Dear editor, The 4 July brief article by Renee Andor on Courtenay municipal burial ground was well done.

Dear editor,

The 4 July brief article by Renee Andor on Courtenay municipal burial ground was well done.

Sue and Les Hargrave are not the only people who are very disappointed with it as a place of rest for loved ones. I too find the barrage of "dont's" and dire warnings on the entry sign most unwelcoming.

Everything you want to do is wrong. Feel like you want to return? Not much. Landscaping enhancements are close to zero. Ditto horticulture.

It is not where I would like to put any friend or family to rest or to visit my ancestors. At one time it was attractive.

When I saw it first 18 years ago it seemed bleak. Family history research has since taken me to many memorial gardens in Canada and the USA. including corporate-owned, non-profit-managed  and municipal-managed.

Except for abandoned cemeteries, Courtenay's burial ground ranks as one of the least attractive I have  seen.

To be fair, we recognize some features introduced in the past 10 years to make it serve the community better — columnbaria, niche-spaces, scattering "garden" — and now a few memorial boulders and upright monuments.

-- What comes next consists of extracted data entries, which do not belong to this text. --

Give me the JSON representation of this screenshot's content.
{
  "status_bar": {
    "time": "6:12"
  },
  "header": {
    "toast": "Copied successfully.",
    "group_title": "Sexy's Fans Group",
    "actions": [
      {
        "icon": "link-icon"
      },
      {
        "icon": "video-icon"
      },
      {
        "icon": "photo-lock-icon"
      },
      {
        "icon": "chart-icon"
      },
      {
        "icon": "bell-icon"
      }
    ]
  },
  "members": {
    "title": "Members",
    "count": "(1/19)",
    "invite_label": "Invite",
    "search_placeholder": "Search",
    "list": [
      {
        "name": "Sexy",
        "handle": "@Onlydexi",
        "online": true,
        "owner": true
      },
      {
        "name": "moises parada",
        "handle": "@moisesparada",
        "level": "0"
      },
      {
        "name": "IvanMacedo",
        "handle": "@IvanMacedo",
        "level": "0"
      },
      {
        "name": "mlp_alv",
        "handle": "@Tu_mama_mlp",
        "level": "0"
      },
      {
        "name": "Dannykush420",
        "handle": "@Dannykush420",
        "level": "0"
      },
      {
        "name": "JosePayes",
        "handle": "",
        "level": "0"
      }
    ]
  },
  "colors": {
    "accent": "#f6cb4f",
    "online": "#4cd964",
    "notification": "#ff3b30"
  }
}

However, the new area for upright monuments on the periphery seems like a token gesture.

In contrast to Courtenay, my ancestor's 200-year-old broken upright monument in a beautiful cemetery was repaired by the cemetery management without any request or charge.

When we look at Cumberland municipal burying ground, we see not much better. Comox municipal management is thankful not to have a cemetery for which to be responsible and Comox council is not likely interested in changing the situation.

Municipal cemetery management in the Comox Valley will probably retain the same old priorities to which the Hargraves object. If Courtenay council does not want to have a citizens' cemetery advisory committee or to really enhance the cemetery as the Hargraves propose, then I have a suggestion.

The Hargraves and others like Mary Burke who want a welcoming, attractive, permissive, peaceful real memorial garden could form a committee to explore establishing an alternative Comox Valley cemetery owned and operated as a non-profit society.

Moving your loved ones to another resting place is not unthinkable. My ancestors' graves were relocated about 10 kilometres from one beautiful place to another for reasons I know not. I feel they are happy where they are now.

If they cared, Courtenay could do much better in beautification and relaxing restrictions but they can never remove the BC Hydro high-voltage transmission lines.

It will never be a garden that I enjoy going though just to take a walk, or a jog in a beautiful place, or to sit and meditate and admire the horticulture. It seems like a "burial ground" one notch better than a combat zone emergency burial place.

Politicians will control it always. Administration posts photos on their cemetery website that conceal how bleak it has become in the modern era.